The gatekeepers of shidduchim

Who or what acts as ultimate gatekeeper for a shidduch? The shadchanim who will only broker a deal they feel is right or profitable? The bochurim who believe that only a certain type will do for them? Or the mothers who try to weed out girls they believe do not carry enough status for their son? Or can it be the shidduch system itself with its complicated rules, background checks, and references that allow for character assassination to take place in the name of a good cause?

So what do you think? I know that some people will say that this is the system, and we have to stick with it, despite its flaws.

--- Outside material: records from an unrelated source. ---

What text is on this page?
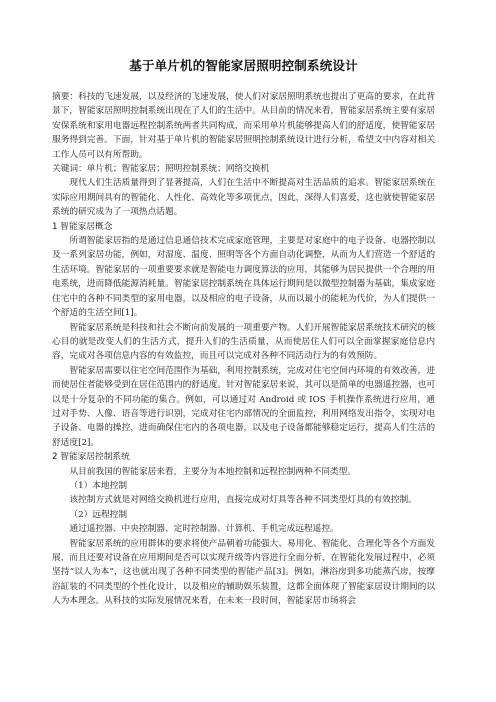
基于单片机的智能家居照明控制系统设计

摘要：科技的飞速发展，以及经济的飞速发展，使人们对家居照明系统也提出了更高的要求，在此背景下，智能家居照明控制系统出现在了人们的生活中。从目前的情况来看，智能家居系统主要有家居安保系统和家用电器远程控制系统两者共同构成，而采用单片机能够提高人们的舒适度，使智能家居服务得到完善。下面，针对基于单片机的智能家居照明控制系统设计进行分析，希望文中内容对相关工作人员可以有所帮助。

关键词：单片机；智能家居；照明控制系统；网络交换机

现代人们生活质量得到了显著提高，人们在生活中不断提高对生活品质的追求。智能家居系统在实际应用期间具有的智能化、人性化、高效化等多项优点，因此，深得人们喜爱，这也就使智能家居系统的研究成为了一项热点话题。

1 智能家居概念

所谓智能家居指的是通过信息通信技术完成家庭管理，主要是对家庭中的电子设备、电器控制以及一系列家居功能，例如，对湿度、温度、照明等各个方面自动化调整，从而为人们营造一个舒适的生活环境。智能家居的一项重要要求就是智能电力调度算法的应用，其能够为居民提供一个合理的用电系统，进而降低能源消耗量。智能家居控制系统在具体运行期间是以微型控制器为基础，集成家庭住宅中的各种不同类型的家用电器，以及相应的电子设备，从而以最小的能耗为代价，为人们提供一个舒适的生活空间[1]。

智能家居系统是科技和社会不断向前发展的一项重要产物。人们开展智能家居系统技术研究的核心目的就是改变人们的生活方式，提升人们的生活质量，从而使居住人们可以全面掌握家庭信息内容，完成对各项信息内容的有效监控，而且可以完成对各种不同活动行为的有效预防。

智能家居需要以住宅空间范围作为基础，利用控制系统，完成对住宅空间内环境的有效改善，进而使居住者能够受到在居住范围内的舒适度。针对智能家居来说，其可以是简单的电器遥控器，也可以是十分复杂的不同功能的集合。例如，可以通过对 Android 或 IOS 手机操作系统进行应用，通过对手势、人像、语音等进行识别，完成对住宅内部情况的全面监控，利用网络发出指令，实现对电子设备、电器的操控，进而确保住宅内的各项电器，以及电子设备都能够稳定运行，提高人们生活的舒适度[2]。

2 智能家居控制系统

从目前我国的智能家居来看，主要分为本地控制和远程控制两种不同类型。

（1）本地控制

该控制方式就是对网络交换机进行应用，直接完成对灯具等各种不同类型灯具的有效控制。

（2）远程控制

通过遥控器、中央控制器、定时控制器、计算机、手机完成远程遥控。

智能家居系统的应用群体的要求将使产品朝着功能强大、易用化、智能化、合理化等各个方面发展，而且还要对设备在应用期间是否可以实现升级等内容进行全面分析，在智能化发展过程中，必须坚持“以人为本”，这也就出现了各种不同类型的智能产品[3]。例如，淋浴房到多功能蒸汽房，按摩浴缸装的不同类型的个性化设计，以及相应的辅助娱乐装置，这都全面体现了智能家居设计期间的以人为本理念。从科技的实际发展情况来看，在未来一段时间，智能家居市场将会
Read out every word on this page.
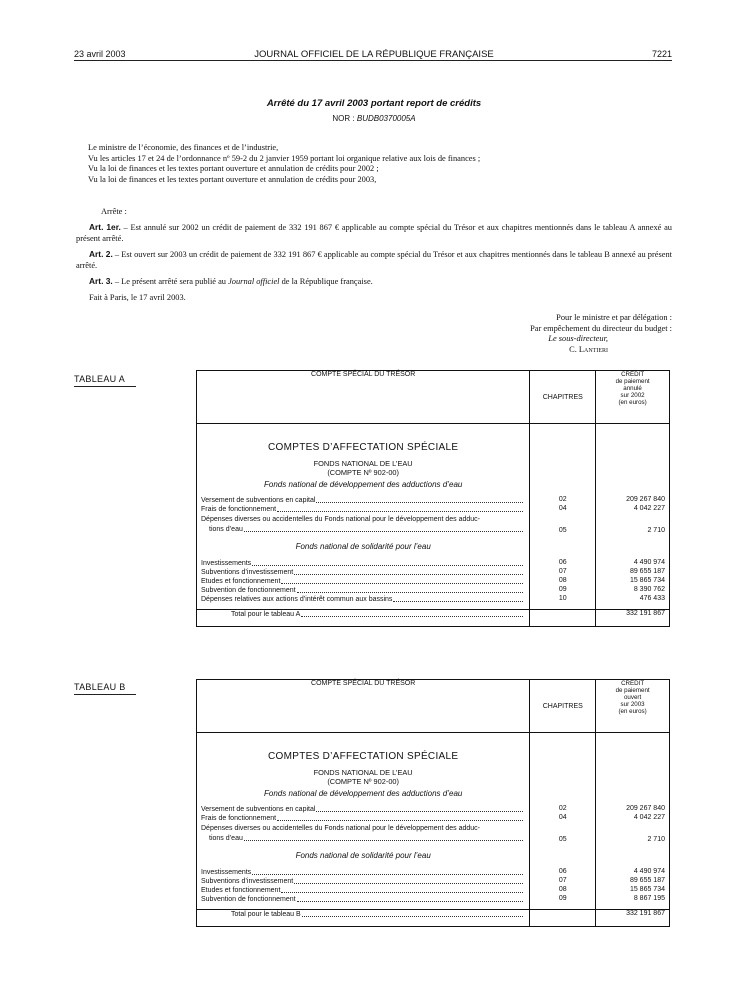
23 avril 2003	JOURNAL OFFICIEL DE LA RÉPUBLIQUE FRANÇAISE	7221
Arrêté du 17 avril 2003 portant report de crédits
NOR : BUDB0370005A

Le ministre de l’économie, des finances et de l’industrie,

Vu les articles 17 et 24 de l’ordonnance nº 59-2 du 2 janvier 1959 portant loi organique relative aux lois de finances ;

Vu la loi de finances et les textes portant ouverture et annulation de crédits pour 2002 ;

Vu la loi de finances et les textes portant ouverture et annulation de crédits pour 2003,

Arrête :

Art. 1er. – Est annulé sur 2002 un crédit de paiement de 332 191 867 € applicable au compte spécial du Trésor et aux chapitres mentionnés dans le tableau A annexé au présent arrêté.

Art. 2. – Est ouvert sur 2003 un crédit de paiement de 332 191 867 € applicable au compte spécial du Trésor et aux chapitres mentionnés dans le tableau B annexé au présent arrêté.

Art. 3. – Le présent arrêté sera publié au Journal officiel de la République française.

Fait à Paris, le 17 avril 2003.

Pour le ministre et par délégation :
Par empêchement du directeur du budget :
Le sous-directeur,
C. Lantieri
TABLEAU A	COMPTE SPÉCIAL DU TRÉSOR	CHAPITRES	CRÉDIT
de paiement
annulé
sur 2002
(en euros)

COMPTES D’AFFECTATION SPÉCIALE		
FONDS NATIONAL DE L’EAU		
(COMPTE Nº 902-00)		
Fonds national de développement des adductions d’eau		

Versement de subventions en capital	02	209 267 840

Frais de fonctionnement	04	4 042 227

Dépenses diverses ou accidentelles du Fonds national pour le développement des adduc-
tions d’eau	05	2 710
Fonds national de solidarité pour l’eau		

Investissements	06	4 490 974

Subventions d’investissement	07	89 655 187

Etudes et fonctionnement	08	15 865 734

Subvention de fonctionnement	09	8 390 762

Dépenses relatives aux actions d’intérêt commun aux bassins	10	476 433

Total pour le tableau A		332 191 867
TABLEAU B	COMPTE SPÉCIAL DU TRÉSOR	CHAPITRES	CRÉDIT
de paiement
ouvert
sur 2003
(en euros)

COMPTES D’AFFECTATION SPÉCIALE		
FONDS NATIONAL DE L’EAU		
(COMPTE Nº 902-00)		
Fonds national de développement des adductions d’eau		

Versement de subventions en capital	02	209 267 840

Frais de fonctionnement	04	4 042 227

Dépenses diverses ou accidentelles du Fonds national pour le développement des adduc-
tions d’eau	05	2 710
Fonds national de solidarité pour l’eau		

Investissements	06	4 490 974

Subventions d’investissement	07	89 655 187

Etudes et fonctionnement	08	15 865 734

Subvention de fonctionnement	09	8 867 195

Total pour le tableau B		332 191 867
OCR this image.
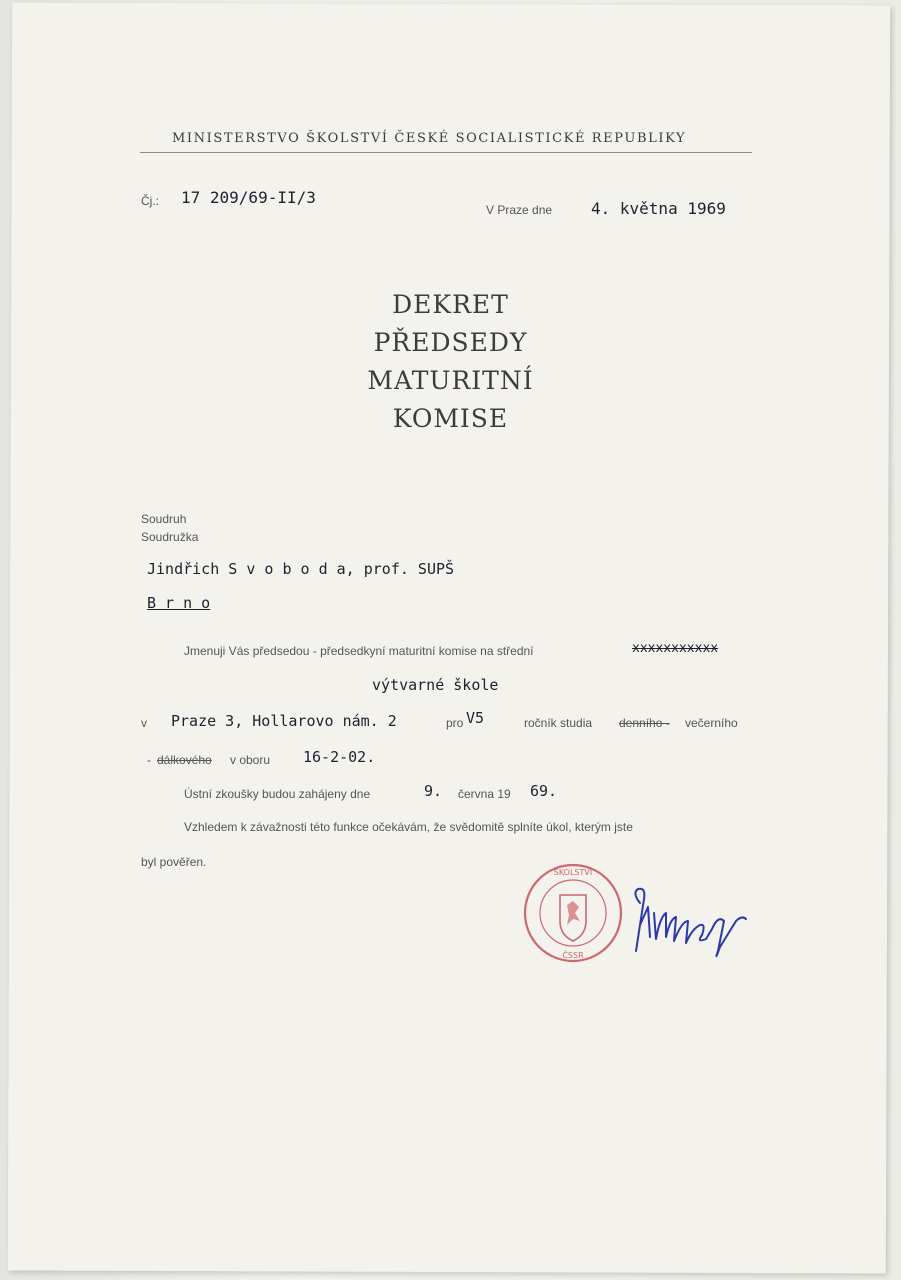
MINISTERSTVO ŠKOLSTVÍ ČESKÉ SOCIALISTICKÉ REPUBLIKY
Čj.: 17 209/69-II/3
V Praze dne 4. května 1969
DEKRET
PŘEDSEDY
MATURITNÍ
KOMISE
Soudruh
Soudružka
Jindřich S v o b o d a, prof. SUPŠ
B r n o
Jmenuji Vás předsedou - předsedkyní maturitní komise na střední	xxxxxxxxxxx
výtvarné škole
v Praze 3, Hollarovo nám. 2	pro V5	ročník studia denního - večerního
- dálkového v oboru 16-2-02.
Ústní zkoušky budou zahájeny dne	9. června 19 69.
Vzhledem k závažnosti této funkce očekávám, že svědomitě splníte úkol, kterým jste
byl pověřen.
ŠKOLSTVÍ
ČSSR
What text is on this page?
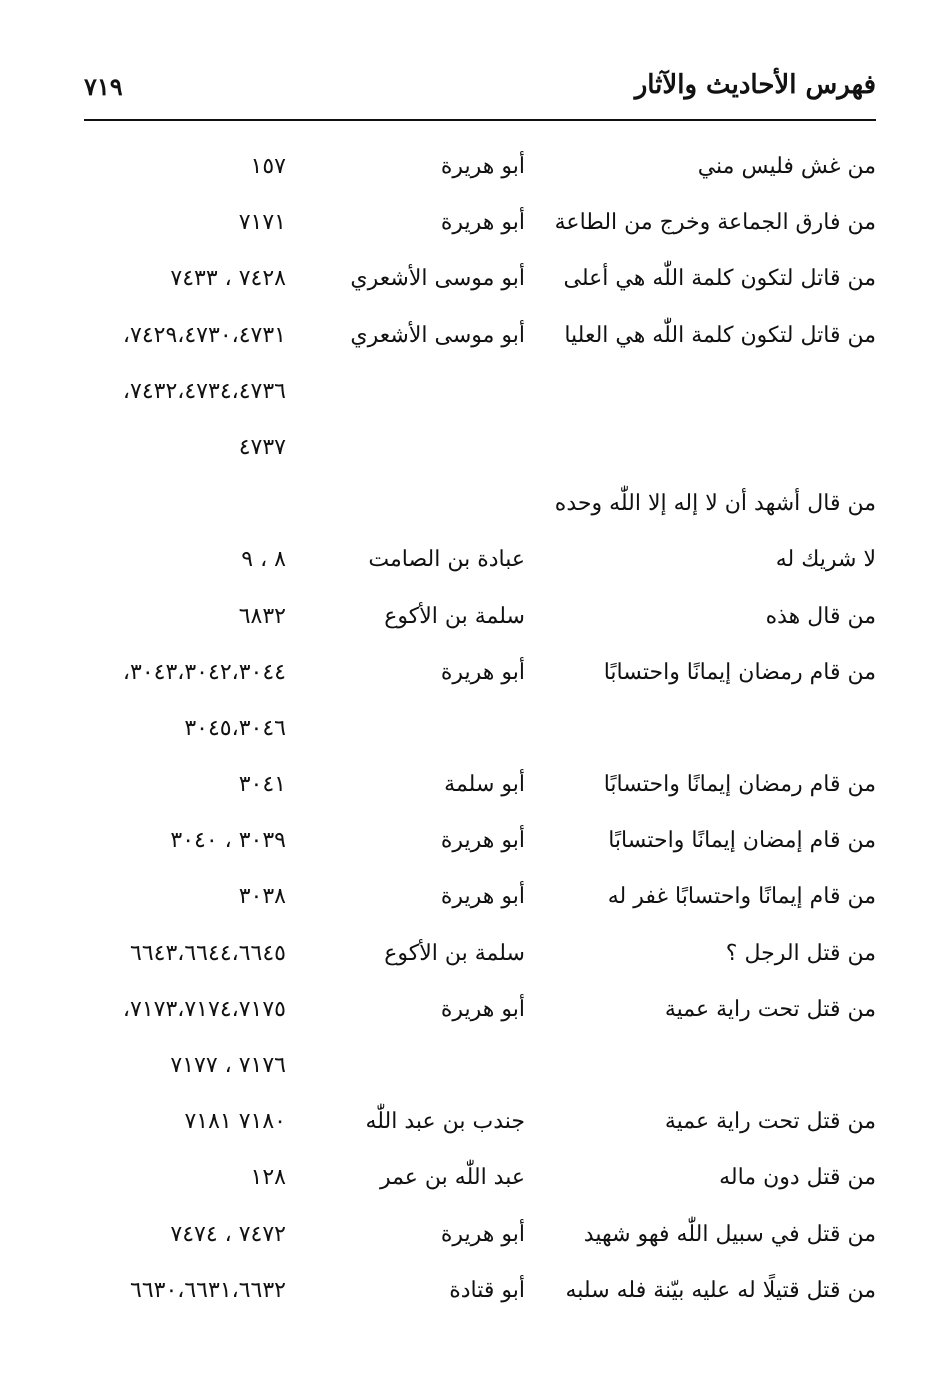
فهرس الأحاديث والآثار
٧١٩
من غش فليس مني
أبو هريرة
١٥٧
من فارق الجماعة وخرج من الطاعة
أبو هريرة
٧١٧١
من قاتل لتكون كلمة اللّٰه هي أعلى
أبو موسى الأشعري
٧٤٢٨ ، ٧٤٣٣
من قاتل لتكون كلمة اللّٰه هي العليا
أبو موسى الأشعري
٧٤٢٩،٤٧٣٠،٤٧٣١،
٧٤٣٢،٤٧٣٤،٤٧٣٦،
٤٧٣٧
من قال أشهد أن لا إله إلا اللّٰه وحده
لا شريك له
عبادة بن الصامت
٨ ، ٩
من قال هذه
سلمة بن الأكوع
٦٨٣٢
من قام رمضان إيمانًا واحتسابًا
أبو هريرة
٣٠٤٣،٣٠٤٢،٣٠٤٤،
٣٠٤٥،٣٠٤٦
من قام رمضان إيمانًا واحتسابًا
أبو سلمة
٣٠٤١
من قام إمضان إيمانًا واحتسابًا
أبو هريرة
٣٠٣٩ ، ٣٠٤٠
من قام إيمانًا واحتسابًا غفر له
أبو هريرة
٣٠٣٨
من قتل الرجل ؟
سلمة بن الأكوع
٦٦٤٣،٦٦٤٤،٦٦٤٥
من قتل تحت راية عمية
أبو هريرة
٧١٧٣،٧١٧٤،٧١٧٥،
٧١٧٦ ، ٧١٧٧
من قتل تحت راية عمية
جندب بن عبد اللّٰه
٧١٨٠ ٧١٨١
من قتل دون ماله
عبد اللّٰه بن عمر
١٢٨
من قتل في سبيل اللّٰه فهو شهيد
أبو هريرة
٧٤٧٢ ، ٧٤٧٤
من قتل قتيلًا له عليه بيّنة فله سلبه
أبو قتادة
٦٦٣٠،٦٦٣١،٦٦٣٢
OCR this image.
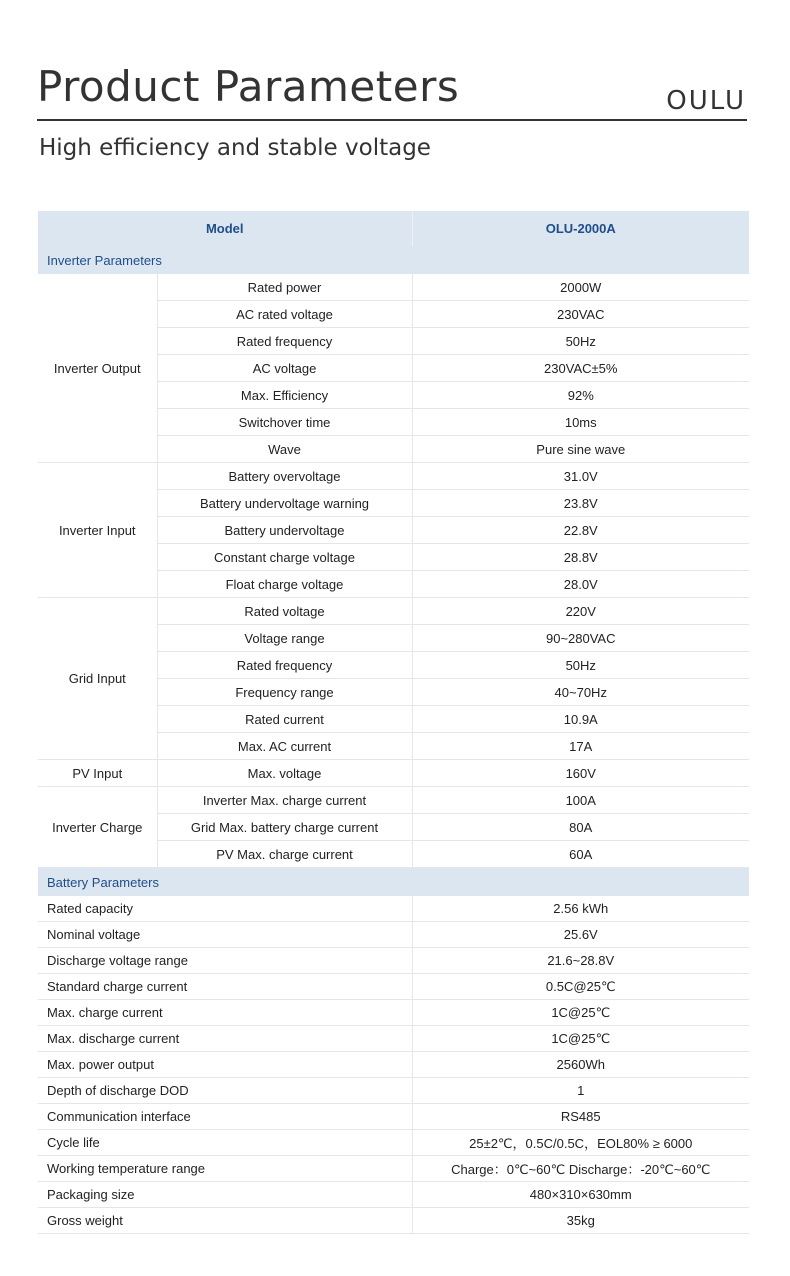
Product Parameters	OULU
High efficiency and stable voltage
Model		OLU-2000A
Inverter Parameters		
Inverter Output	Rated power	2000W
	AC rated voltage	230VAC
	Rated frequency	50Hz
	AC voltage	230VAC±5%
	Max. Efficiency	92%
	Switchover time	10ms
	Wave	Pure sine wave
Inverter Input	Battery overvoltage	31.0V
	Battery undervoltage warning	23.8V
	Battery undervoltage	22.8V
	Constant charge voltage	28.8V
	Float charge voltage	28.0V
Grid Input	Rated voltage	220V
	Voltage range	90~280VAC
	Rated frequency	50Hz
	Frequency range	40~70Hz
	Rated current	10.9A
	Max. AC current	17A
PV Input	Max. voltage	160V
Inverter Charge	Inverter Max. charge current	100A
	Grid Max. battery charge current	80A
	PV Max. charge current	60A
Battery Parameters		
Rated capacity		2.56 kWh
Nominal voltage		25.6V
Discharge voltage range		21.6~28.8V
Standard charge current		0.5C@25℃
Max. charge current		1C@25℃
Max. discharge current		1C@25℃
Max. power output		2560Wh
Depth of discharge DOD		1
Communication interface		RS485
Cycle life		25±2℃，0.5C/0.5C，EOL80% ≥ 6000
Working temperature range		Charge：0℃~60℃ Discharge：-20℃~60℃
Packaging size		480×310×630mm
Gross weight		35kg
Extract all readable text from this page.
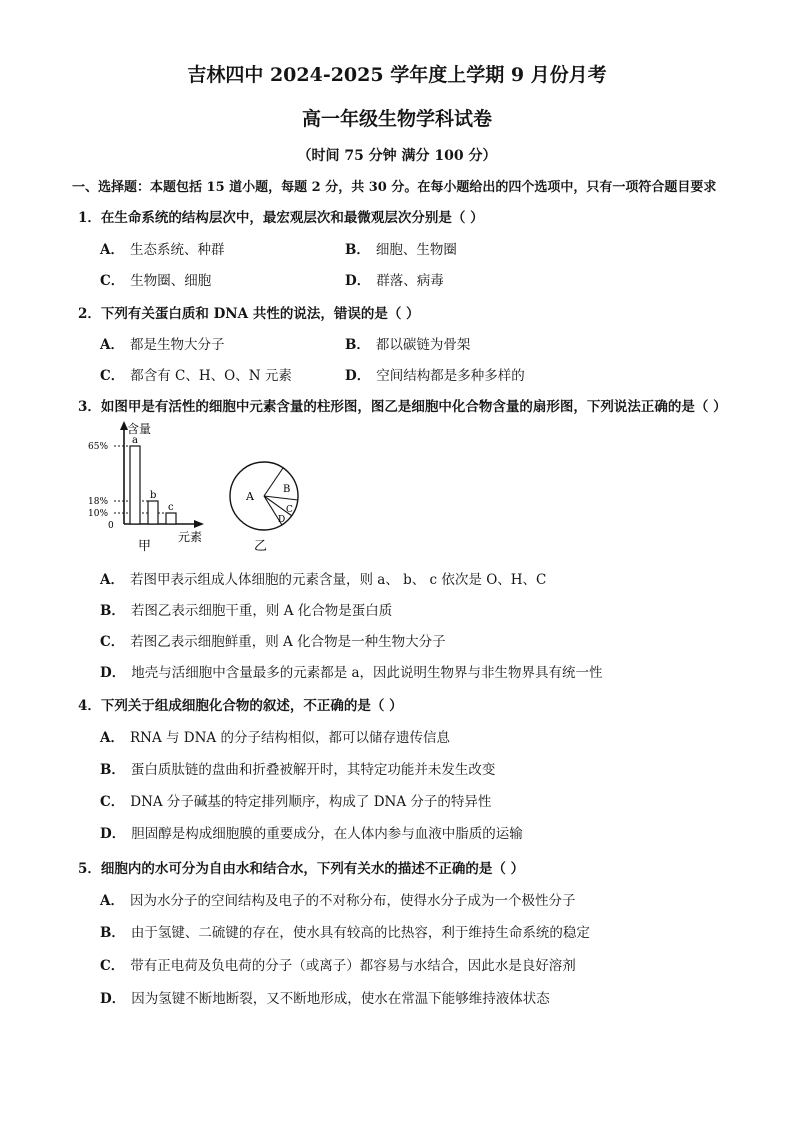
吉林四中 2024-2025 学年度上学期 9 月份月考
高一年级生物学科试卷
（时间 75 分钟 满分 100 分）
一、选择题：本题包括 15 道小题，每题 2 分，共 30 分。在每小题给出的四个选项中，只有一项符合题目要求
1．在生命系统的结构层次中，最宏观层次和最微观层次分别是（ ）
A． 生态系统、种群	B． 细胞、生物圈
C． 生物圈、细胞	D． 群落、病毒
2．下列有关蛋白质和 DNA 共性的说法，错误的是（ ）
A． 都是生物大分子	B． 都以碳链为骨架
C． 都含有 C、H、O、N 元素	D． 空间结构都是多种多样的
3．如图甲是有活性的细胞中元素含量的柱形图，图乙是细胞中化合物含量的扇形图，下列说法正确的是（ ）
含量
65%
18%
10%
0
a
b
c
元素
甲
A
B
C
D
乙
A． 若图甲表示组成人体细胞的元素含量，则 a、 b、 c 依次是 O、H、C
B． 若图乙表示细胞干重，则 A 化合物是蛋白质
C． 若图乙表示细胞鲜重，则 A 化合物是一种生物大分子
D． 地壳与活细胞中含量最多的元素都是 a，因此说明生物界与非生物界具有统一性
4．下列关于组成细胞化合物的叙述，不正确的是（ ）
A． RNA 与 DNA 的分子结构相似，都可以储存遗传信息
B． 蛋白质肽链的盘曲和折叠被解开时，其特定功能并未发生改变
C． DNA 分子碱基的特定排列顺序，构成了 DNA 分子的特异性
D． 胆固醇是构成细胞膜的重要成分，在人体内参与血液中脂质的运输
5．细胞内的水可分为自由水和结合水，下列有关水的描述不正确的是（ ）
A． 因为水分子的空间结构及电子的不对称分布，使得水分子成为一个极性分子
B． 由于氢键、二硫键的存在，使水具有较高的比热容，利于维持生命系统的稳定
C． 带有正电荷及负电荷的分子（或离子）都容易与水结合，因此水是良好溶剂
D． 因为氢键不断地断裂，又不断地形成，使水在常温下能够维持液体状态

But there is something to be said for less mediation (which is not synonymous with pritzus). If the young people are mature enough to marry, they should be mature enough to make the decision of whom to marry with an understanding of the reasons behind their choice.
There are a number of accounts of the shidduchim made on Tu B'Av and Yom Kippur in the vineyard. (See the links in The Talmud's account in Taanis 31a is as follows:
The daughter of Israel go out and dance in the vineyards. Anyone who lacked a wife went there. . . . Our rabbis learned: The beautiful ones among them would say: "Raise your eyes to beauty, for a wife is only for beauty." The girls who had yichus [well established, reputable families] would say, "Raise your eyes to family, for a wife is only for children." The ugly ones among them would say, "Take what you take for the sake of Heaven, and adorn us in gold jewelry."

Each type here offers a reason for marrying her. Not all would marry for beauty. Some would marry for yichus. But then there are the ones enjoined to marry truly leshem Shamayim. After all, getting married is a mitzvah. The girls who have the least to offer -- the ones termed outright ugly in the description -- declare that they too have a right to marry. They even go a step further by declaring that they can also be beautiful if only their husband buy them the right jewelery and clothes (as Rashi, I believe, says) would work wonders on their looks.


Chaim B. said…
Why not put up a survey?

>>>The girls who have the least to offer -- the ones termed outright ugly in the description -- declare that they too have a right to marry.

The problem is there is a narrow field to choose from if you are looking for people doing things l'shem shamayim. Shidduchim is a siman, not a sibah. The sibah is our obsession with materialism and superficial qualities.
Ariella said…
Not so many responded to the last survey I posted. Perhaps I could try to figure out how to post it on Facebook.

People usually rationalize that what they are doing is leshem shamayim. For example mothers of bochurim can claim that they are seeking out a rich and pretty girl because they want their son to be able to learn, and, after all, a talmmid chacham deserves a beautiful wife, and yichus would also be nice. But these audacious girls challenge that notion by saying those with truly pure motives do not look at these external qualities.
Orthonomics said…
My vote is all of the above.
Ariella said…
I posted the same topic on the FrumNetwork LinkedIn group and got this response from Nadine Bonner:

We were lucky. My oldest daughter met her husband at the shabbat table of the famous Machlis family in Jerusalem while she was at seminary. It threw me for a loop at first, but they are very happy together.

My second daughter started the shidduch process, and it was revolting. We have different values than many people in our circle - we were not prepared to support anyone and insisted on a boy with a job. My daughter had her own list, which included a desire to make aliyah - so most of the shadchenim would not even deal with her. She went to the extent of booking a one-way ticket to Israel and planned to stay with her sister and look for someone already there.

In the end, the shadchen who succeeded for us was an amateur - a neighbor who did it on the side. She fixed her up with the son of my neighbor across the yard (the kids had never met because he was away at Yeshiva from the time we moved to town). She did not tell my daughter who the prospective boy was, said he wasn't strong on aliyah, but would she go out with him? After the first date, I saw on her face that he was the one.

She has reconciled to living here in Philadelphia, and she has a wonderful life with her parents and in-laws within walking distance. In five years of marriage she has never had to make a shabbat meal or pay a babysitter. We never have to discuss who to spend the holidays with, because we all spend them with both families together. I guess the moral is, whatever list we make, when the right person comes along, the heart knows it.